Saturday, January 12, 2013



AFP PHOTO / POOL / Michel Euler

Is there euro-life after the German elections?

Over the past couple of months a certain optimism on the outcome of the Eurozone crisis has taken root. Ever since European Central Bank President Mario Draghi spoke the magical words that he will do everything needed to save the euro. and added “and believe me, it will be enough”, a soothing lull has come over the crisis. Markets seemed to be calmed, or so tired that they did not bother any more, and politicians all claimed credit for this calm without actually doing anything. OK, on the last European summit of the year they made a deal on the first step of a banking union, they agreed to setting up a single supervisory mechanism (SSM) for European banks, be it at the outset only for the big ones; although the outset is somewhere in early 2014, so don’t your breath yet.
There was - and still is - the dissident voice of Bundesbank President Jens Weidmann who says that “the enough” promised by Draghi is “a step too far” for him and other fiscally conservative central bankers. But there is also the potential promise, so think all, that once this nasty mess of the German elections - in September 2013 - is behind us, all will be revealed and all will be possible.
Haircuts for the official creditors of Greece (EU member states, the ECB) will be in the offing and once and for all the decisions will be taken that apparently can not be taken before elections for fear that the electorate might find out. It is sad that the state of our democracy is such in the EU that the electorate is to be feared, and cannot be trusted with the truth. As if an omnipresent Jack Nicholson tells everyone “you can't handle the truth” as he did in the film A Few Good Men. And thus elections are seen as a hindrance for progress in the euro crisis, as referendums are a hindrance for further European integration.
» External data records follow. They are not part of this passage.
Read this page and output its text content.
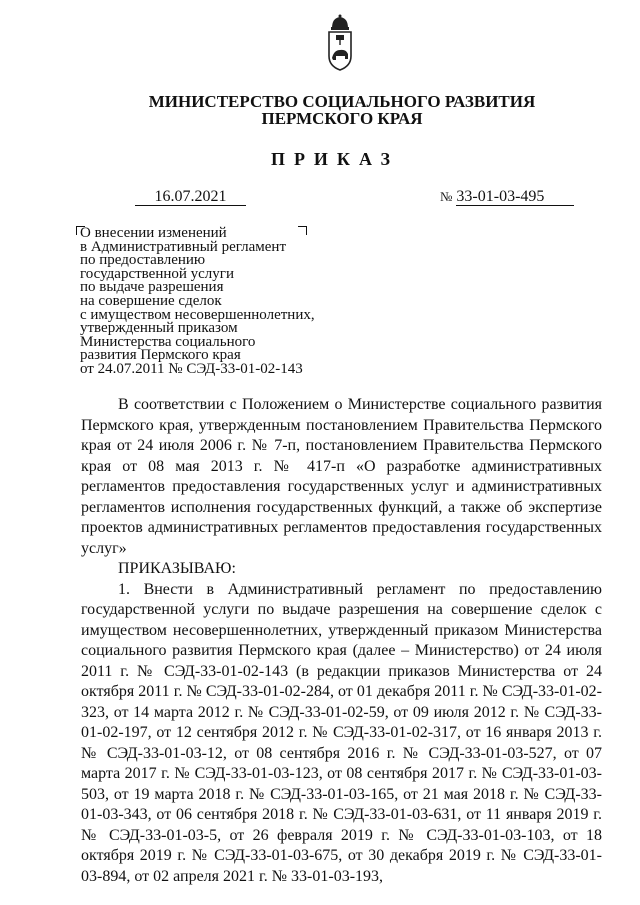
МИНИСТЕРСТВО СОЦИАЛЬНОГО РАЗВИТИЯ
ПЕРМСКОГО КРАЯ
ПРИКАЗ
16.07.2021	№ 33-01-03-495
О внесении изменений
в Административный регламент
по предоставлению
государственной услуги
по выдаче разрешения
на совершение сделок
с имуществом несовершеннолетних,
утвержденный приказом
Министерства социального
развития Пермского края
от 24.07.2011 № СЭД-33-01-02-143

В соответствии с Положением о Министерстве социального развития Пермского края, утвержденным постановлением Правительства Пермского края от 24 июля 2006 г. № 7-п, постановлением Правительства Пермского края от 08 мая 2013 г. № 417-п «О разработке административных регламентов предоставления государственных услуг и административных регламентов исполнения государственных функций, а также об экспертизе проектов административных регламентов предоставления государственных услуг»

ПРИКАЗЫВАЮ:

1. Внести в Административный регламент по предоставлению государственной услуги по выдаче разрешения на совершение сделок с имуществом несовершеннолетних, утвержденный приказом Министерства социального развития Пермского края (далее – Министерство) от 24 июля 2011 г. № СЭД-33-01-02-143 (в редакции приказов Министерства от 24 октября 2011 г. № СЭД-33-01-02-284, от 01 декабря 2011 г. № СЭД-33-01-02-323, от 14 марта 2012 г. № СЭД-33-01-02-59, от 09 июля 2012 г. № СЭД-33-01-02-197, от 12 сентября 2012 г. № СЭД-33-01-02-317, от 16 января 2013 г. № СЭД-33-01-03-12, от 08 сентября 2016 г. № СЭД-33-01-03-527, от 07 марта 2017 г. № СЭД-33-01-03-123, от 08 сентября 2017 г. № СЭД-33-01-03-503, от 19 марта 2018 г. № СЭД-33-01-03-165, от 21 мая 2018 г. № СЭД-33-01-03-343, от 06 сентября 2018 г. № СЭД-33-01-03-631, от 11 января 2019 г. № СЭД-33-01-03-5, от 26 февраля 2019 г. № СЭД-33-01-03-103, от 18 октября 2019 г. № СЭД-33-01-03-675, от 30 декабря 2019 г. № СЭД-33-01-03-894, от 02 апреля 2021 г. № 33-01-03-193,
The idea now is, in the expectations of many insiders, that after the elections in Germany there will be a grand coalition, the CDU/CSU forming a coalition with the SPD and/or the Greens. And since these last two parties have made it known that they do favour further steps to alleviate the debt burden for Greece - including haircuts and euro-bonds at some stage - these two things will come within reach after the German elections, so is the reasoning. True, Angela Merkel says she prefers a continuing of the present coalition with the FDP, but the above mentioned insiders see her far more as a pragmatist than someone with actual convictions, so they happily dismiss this preference. Especially since polls put the FDP continuously below the 5% threshold needed to get into the Bundestag.
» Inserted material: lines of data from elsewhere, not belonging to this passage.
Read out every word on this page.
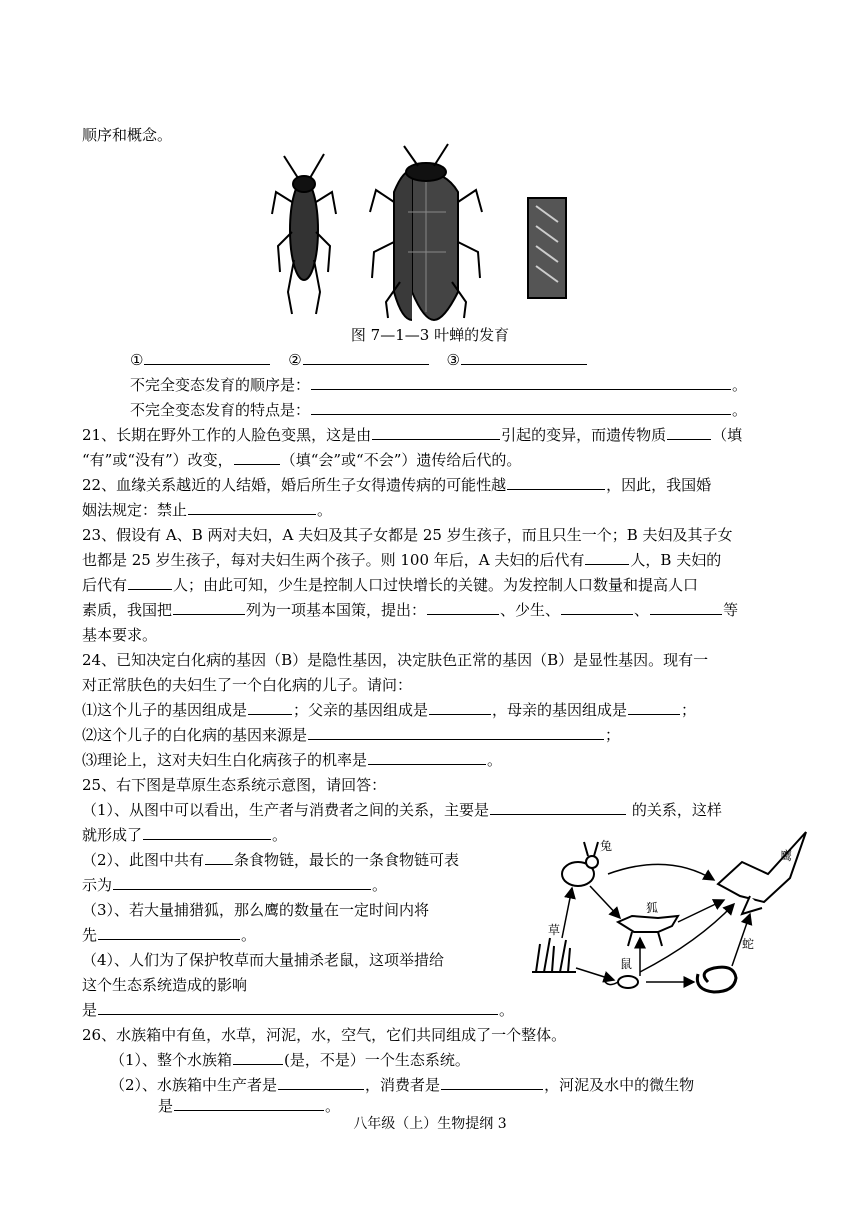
顺序和概念。
图 7—1—3 叶蝉的发育
①	②	③
不完全变态发育的顺序是：	。
不完全变态发育的特点是：	。
21、长期在野外工作的人脸色变黑，这是由	引起的变异，而遗传物质	（填
“有”或“没有”）改变，	（填“会”或“不会”）遗传给后代的。
22、血缘关系越近的人结婚，婚后所生子女得遗传病的可能性越	，因此，我国婚
姻法规定：禁止	。
23、假设有 A、B 两对夫妇，A 夫妇及其子女都是 25 岁生孩子，而且只生一个；B 夫妇及其子女
也都是 25 岁生孩子，每对夫妇生两个孩子。则 100 年后，A 夫妇的后代有	人，B 夫妇的
后代有	人；由此可知，少生是控制人口过快增长的关键。为发控制人口数量和提高人口
素质，我国把	列为一项基本国策，提出：	、少生、	、	等
基本要求。
24、已知决定白化病的基因（B）是隐性基因，决定肤色正常的基因（B）是显性基因。现有一
对正常肤色的夫妇生了一个白化病的儿子。请问：
⑴这个儿子的基因组成是	；父亲的基因组成是	，母亲的基因组成是	；
⑵这个儿子的白化病的基因来源是	；
⑶理论上，这对夫妇生白化病孩子的机率是	。
25、右下图是草原生态系统示意图，请回答：
（1）、从图中可以看出，生产者与消费者之间的关系，主要是	的关系，这样
就形成了	。
（2）、此图中共有 条食物链，最长的一条食物链可表
示为	。
（3）、若大量捕猎狐，那么鹰的数量在一定时间内将
先	。
（4）、人们为了保护牧草而大量捕杀老鼠，这项举措给
这个生态系统造成的影响
是	。
兔
鹰
狐
草
鼠
蛇
26、水族箱中有鱼，水草，河泥，水，空气，它们共同组成了一个整体。
（1）、整个水族箱	(是，不是）一个生态系统。
（2）、水族箱中生产者是	，消费者是	，河泥及水中的微生物
是	。
八年级（上）生物提纲 3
However, we may be in for a surprise here. First of all, Merkel might actually mean she prefers the smaller more more easily managed FDP over the ambitious SPD of Peer Steinbrück. Certainly her party, the CDU prefers this, and the CSU even more so. Furthermore the SPD and the Greens will have difficulty campaigning against a Chancellor whose euro policy they have supported over the past years. And here lies the chance for the FDP and the CSU. They will campaign on an anti-haircut and anti-solidarity platform (no eurobonds or other mutualisation of debt) and that may bring them surprisingly good results at the expense of partly the CDU but also of the Greens who have gained support in the middle class bourgeoisie. And then it may well be possible that there will be a workable majority for the present coalition. Only this time with a solemn electoral promise to not implicate German taxpayers’ money too much in any euro rescue policy. It might result in a German government hitting the brakes much much harder as it has done in recent times. Perhaps any euro crisis solution may only be possible before the German elections as an above mentioned result may well slam the door shut.
An interesting outlook for 2013. And this then shortly to be followed by the UK exit from the EU all together in 2014 and the disintegration of a few member states with breakaway regions after a series of those dreaded referendums. And this 100 years after the start of the first World War. Let us hope and pray that this time l'histoire ne se repète pas! Perhaps good old Winston Churchill's credo should be dusted off again and re-instated: “Democracy is all right, but why give it to the people?”